New Legislative Session Underway

(AP) Lincoln, NE  (January 4, 2023)  The Nebraska Legislature began its new session Wednesday with several new members, a new incoming governor and nearly $1 billion in cash. But it faces some of the same perpetual issues over the next five months, including a likely fight over proposed abortion restrictions and what to do with that surplus money.

The session opens with a record 18 women state senators among the Legislature’s 49 members. Nebraska has the country’s only one-chamber legislature and is officially nonpartisan, although lawmakers tend to identify as either Republican, Democrat or independent.

The body is currently made up of 32 senators registered as Republicans and 17 registered as Democrats.

That split looms large over the issue of abortion. A Republican-led effort last year to pass a near total abortion ban fell two votes short of garnering the 33 needed to overcome a filibuster. While it would seem that opponents of the ban retained enough seats to filibuster it again this session, some abortion-rights advocates say there’s no guarantee that the alliance of 17 lawmakers that filibustered the ban last year will hold this session.

“I expect an abortion ban bill, and we will fight like hell, but Nebraskans should emotionally and strategically prepare for it to pass,” Sen. Megan Hunt of Omaha said in an interview last month.
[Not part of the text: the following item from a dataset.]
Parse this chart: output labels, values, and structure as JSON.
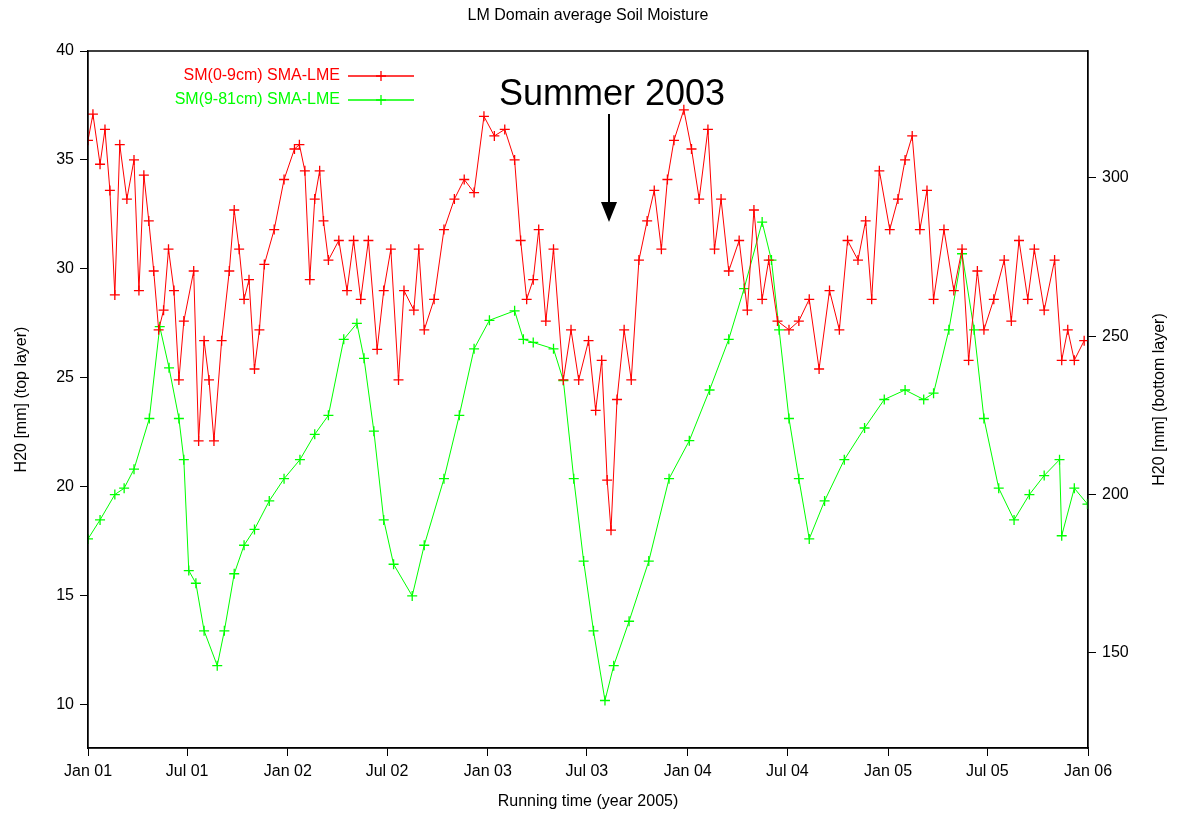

Lawmakers will be working under a new executive administration beginning Thursday, when Republican Jim Pillen is sworn in as governor. Pillen replaces the departing Gov. Pete Ricketts, who was banned by term limits from seeking another term and is widely expected to be named by Pillen to replace Republican U.S. Sen. Ben Sasse, who is resigning from the U.S. Senate next week to become president of the University of Florida.

Little is expected to change in the transition of power from one man to the other, as Ricketts both endorsed and contributed heavily to Pillen’s campaign.

Among some of Pillen’s priorities for the new session are cutting taxes and his push to change Nebraska’s school funding formula to a per-student basis — a move opponents say could cost the state’s largest urban districts up to $270 million.

Ways to curb the state’s high property and income tax burdens are likely in the coming session, as Nebraska ended the fiscal year in mid-2022 with a nearly $1 billion cash reserve, and the latest forecast predicts a balance of $2.3 billion by the end of this fiscal year this summer. While some lawmakers are calling for the surplus to be returned to taxpayers through tax relief, others have cautioned against dipping into the reserve, noting the end of federal pandemic funds coupled with inflation and a possible looming recession will mean a significant drop in tax revenue in the next two years.

But the first day of the session Wednesday held none of those conflicts. As is tradition, the day was dedicated to setting committee chairs and swearing in new members, most of whom brought their families onto the Senate floor to observe the first day of the new session.

Lawmakers approved the lone nomination of Sen. John Arch of La Vista as the new Speaker of the Legislature. Arch, a former hospital administrator, replaces former state Sen. Mike Hilgers, of Lincoln, who was elected Nebraska Attorney General in November.